Цветы! Наконец вы дома. В вашем лишенном фальши
будущем, в пресном стекле пузатых
ваз, где в пору краснеть, потому что дальше
только распад молекул, по кличке запах,
или – белеть, шепча «пестик, тычинка, стебель»,
сводя с ума штукатурку, опережая мебель.
* * *
– Что ты делаешь, птичка, на черной ветке,
оглядываясь тревожно?
Хочешь сказать, что рогатки метки,
но жизнь возможна?
– Ах нет, когда целятся из рогатки,
я не теряюсь.
Гораздо страшнее твои догадки;
на них я и озираюсь.
– Боюсь, тебя привлекает клетка,
и даже не золотая.
Но лучше петь сидя на ветке; редко
поют, летая.
– Неправда! Меня привлекает вечность.
Я с ней знакома.
Ее первый признак – бесчеловечность.
И здесь я – дома.
* * *
Я слышу не то, что ты мне говоришь, а голос.
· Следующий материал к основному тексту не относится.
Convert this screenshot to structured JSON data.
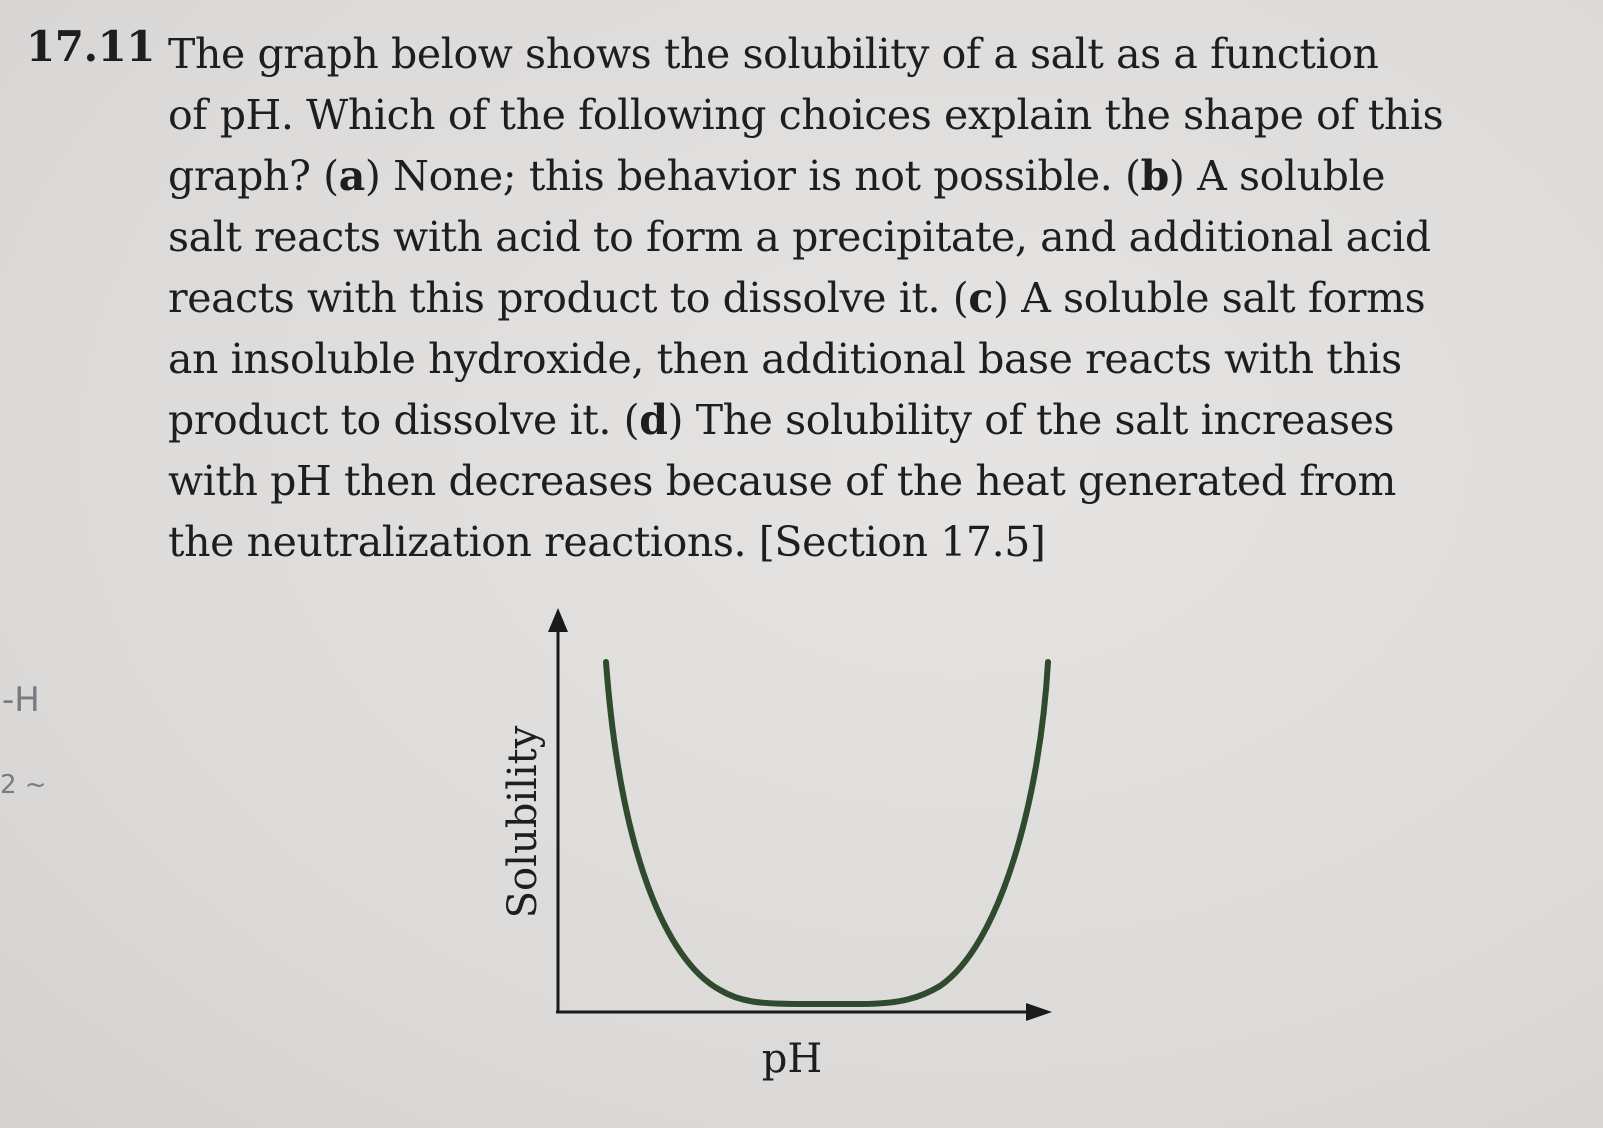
{
  "problem": {
    "number": "17.11",
    "lines": [
      {
        "segments": [
          {
            "t": "The graph below shows the solubility of a salt as a function",
            "b": false
          }
        ]
      },
      {
        "segments": [
          {
            "t": "of pH. Which of the following choices explain the shape of this",
            "b": false
          }
        ]
      },
      {
        "segments": [
          {
            "t": "graph? (",
            "b": false
          },
          {
            "t": "a",
            "b": true
          },
          {
            "t": ") None; this behavior is not possible. (",
            "b": false
          },
          {
            "t": "b",
            "b": true
          },
          {
            "t": ") A soluble",
            "b": false
          }
        ]
      },
      {
        "segments": [
          {
            "t": "salt reacts with acid to form a precipitate, and additional acid",
            "b": false
          }
        ]
      },
      {
        "segments": [
          {
            "t": "reacts with this product to dissolve it. (",
            "b": false
          },
          {
            "t": "c",
            "b": true
          },
          {
            "t": ") A soluble salt forms",
            "b": false
          }
        ]
      },
      {
        "segments": [
          {
            "t": "an insoluble hydroxide, then additional base reacts with this",
            "b": false
          }
        ]
      },
      {
        "segments": [
          {
            "t": "product to dissolve it. (",
            "b": false
          },
          {
            "t": "d",
            "b": true
          },
          {
            "t": ") The solubility of the salt increases",
            "b": false
          }
        ]
      },
      {
        "segments": [
          {
            "t": "with pH then decreases because of the heat generated from",
            "b": false
          }
        ]
      },
      {
        "segments": [
          {
            "t": "the neutralization reactions. [Section 17.5]",
            "b": false
          }
        ]
      }
    ]
  },
  "margin_marks": [
    "-H",
    "2 ~"
  ],
  "chart_data": {
    "type": "line",
    "xlabel": "pH",
    "ylabel": "Solubility",
    "curve_shape": "U",
    "curve_color": "#2f4a2c",
    "axis_color": "#1a1a1a",
    "grid": false
  }
}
Я вижу не то, во что ты одета, а ровный снег.
И это не комната, где мы сидим, но полюс;
плюс наши следы ведут от него, а не к.
Когда-то я знал на память все краски спектра.
Теперь различаю лишь белый, врача смутив.
Но даже ежели песенка вправду спета,
от нее остается еще мотив.
Я рад бы лечь рядом с тобою, но это – роскошь.
Если я лягу, то – с дерном заподлицо.
И всхлипнет старушка в избушке на курьих ножках
и сварит всмятку себе яйцо.
Раньше, пятно посадив, я мог посыпать щелочь.
Это всегда помогало, как тальк прыщу.
Теперь вокруг тебя волнами ходит сволочь.
Ты носишь светлые платья. И я грущу.